After last week’s over 2,600 earthquakes in Bardarbunga, Iceland, a small eruption has started beneath a glacier near a large ice-capped volcano of Bardarbunga.
In 2010, eruption of the Eyjafjallajökull volcano triggered floods and ash plumes that halted air travel to Europe, affecting tens of thousands of passengers. Now another Icelandic volcano is prompting fears of a repeat of the travel chaos.
In Iceland, the volcano warning level has been raised to red, the highest, and the area's already been evacuated.
Bardarbunga is more than 124 miles (200 kilometers) from Iceland's capital, Reykjavík, so it poses little threat to populated parts of the island.

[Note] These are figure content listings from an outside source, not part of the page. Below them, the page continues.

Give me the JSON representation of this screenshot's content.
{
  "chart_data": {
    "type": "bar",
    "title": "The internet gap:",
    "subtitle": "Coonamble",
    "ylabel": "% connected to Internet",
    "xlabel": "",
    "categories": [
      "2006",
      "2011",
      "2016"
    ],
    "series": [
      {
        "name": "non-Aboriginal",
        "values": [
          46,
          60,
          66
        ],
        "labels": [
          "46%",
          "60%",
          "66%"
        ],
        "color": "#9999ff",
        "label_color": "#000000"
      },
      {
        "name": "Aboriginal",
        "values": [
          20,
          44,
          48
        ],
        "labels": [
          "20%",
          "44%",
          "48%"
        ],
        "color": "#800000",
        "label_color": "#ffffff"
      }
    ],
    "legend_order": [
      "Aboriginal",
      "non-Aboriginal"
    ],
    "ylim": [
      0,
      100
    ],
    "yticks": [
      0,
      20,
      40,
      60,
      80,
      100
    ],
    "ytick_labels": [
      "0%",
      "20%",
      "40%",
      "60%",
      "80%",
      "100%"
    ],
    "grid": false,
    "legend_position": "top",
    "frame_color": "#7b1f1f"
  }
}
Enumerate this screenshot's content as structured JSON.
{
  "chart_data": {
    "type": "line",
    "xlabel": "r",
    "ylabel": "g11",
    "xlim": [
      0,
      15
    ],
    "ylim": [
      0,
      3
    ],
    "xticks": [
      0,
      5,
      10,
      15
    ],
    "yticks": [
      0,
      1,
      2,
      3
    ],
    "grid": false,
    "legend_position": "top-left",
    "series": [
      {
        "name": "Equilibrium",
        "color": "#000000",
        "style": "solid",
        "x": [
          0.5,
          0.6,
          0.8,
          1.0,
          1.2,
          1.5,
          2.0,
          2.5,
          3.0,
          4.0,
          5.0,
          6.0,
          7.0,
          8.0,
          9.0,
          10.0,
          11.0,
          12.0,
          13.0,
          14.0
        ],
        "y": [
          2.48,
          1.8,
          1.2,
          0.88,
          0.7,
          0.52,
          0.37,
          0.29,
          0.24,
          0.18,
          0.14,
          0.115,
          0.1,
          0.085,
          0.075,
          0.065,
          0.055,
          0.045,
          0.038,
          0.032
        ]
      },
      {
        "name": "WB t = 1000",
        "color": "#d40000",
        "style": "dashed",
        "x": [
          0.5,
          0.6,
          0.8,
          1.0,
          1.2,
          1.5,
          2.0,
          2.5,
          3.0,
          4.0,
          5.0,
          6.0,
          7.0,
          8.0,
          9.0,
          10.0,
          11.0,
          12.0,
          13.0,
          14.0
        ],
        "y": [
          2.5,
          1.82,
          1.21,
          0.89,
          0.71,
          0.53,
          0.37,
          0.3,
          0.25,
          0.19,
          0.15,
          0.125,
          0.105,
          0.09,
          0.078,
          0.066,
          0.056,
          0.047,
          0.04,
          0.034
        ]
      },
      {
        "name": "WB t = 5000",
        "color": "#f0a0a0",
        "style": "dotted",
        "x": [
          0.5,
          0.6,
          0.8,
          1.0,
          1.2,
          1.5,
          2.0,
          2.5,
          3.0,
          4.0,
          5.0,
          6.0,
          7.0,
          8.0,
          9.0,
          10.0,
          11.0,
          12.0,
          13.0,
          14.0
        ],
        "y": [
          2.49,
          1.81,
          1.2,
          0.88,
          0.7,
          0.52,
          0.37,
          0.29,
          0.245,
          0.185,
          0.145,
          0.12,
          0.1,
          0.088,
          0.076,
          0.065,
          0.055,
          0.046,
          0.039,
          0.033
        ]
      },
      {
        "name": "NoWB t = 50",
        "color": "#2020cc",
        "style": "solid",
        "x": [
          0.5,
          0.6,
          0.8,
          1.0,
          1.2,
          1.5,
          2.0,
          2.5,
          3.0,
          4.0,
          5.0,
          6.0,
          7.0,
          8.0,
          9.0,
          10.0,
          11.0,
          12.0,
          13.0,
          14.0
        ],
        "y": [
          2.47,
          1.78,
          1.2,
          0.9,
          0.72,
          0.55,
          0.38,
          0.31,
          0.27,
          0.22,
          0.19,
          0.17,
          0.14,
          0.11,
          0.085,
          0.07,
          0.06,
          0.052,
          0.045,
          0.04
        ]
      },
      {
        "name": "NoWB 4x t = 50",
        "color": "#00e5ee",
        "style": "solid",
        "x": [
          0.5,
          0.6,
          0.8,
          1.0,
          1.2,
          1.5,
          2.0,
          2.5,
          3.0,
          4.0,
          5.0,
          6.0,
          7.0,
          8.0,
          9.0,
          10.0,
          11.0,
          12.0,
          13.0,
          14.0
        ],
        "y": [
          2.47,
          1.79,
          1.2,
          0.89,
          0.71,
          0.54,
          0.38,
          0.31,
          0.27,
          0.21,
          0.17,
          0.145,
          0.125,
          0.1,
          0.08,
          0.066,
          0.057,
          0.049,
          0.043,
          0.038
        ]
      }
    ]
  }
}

Aside from some farms on the coastline, no one lives in the barren region threatened with flooding. But its remoteness made evacuation of tourists from the region a reasonable precaution.
On Sunday, at 14:00 UTC, an over-flight was made to Bardarbunga by the Icelandic Coastguard with scientists from the Icelandic Meteorological Office and the University of Iceland, in addition to a representative from the National Commissioner of the Icelandic Police. During three hours of aerial surveillance, there were no obvious signs of volcanic activity. However, it was decided that the aviation color-code should remain ‘red’. The situation will be reassessed tomorrow morning.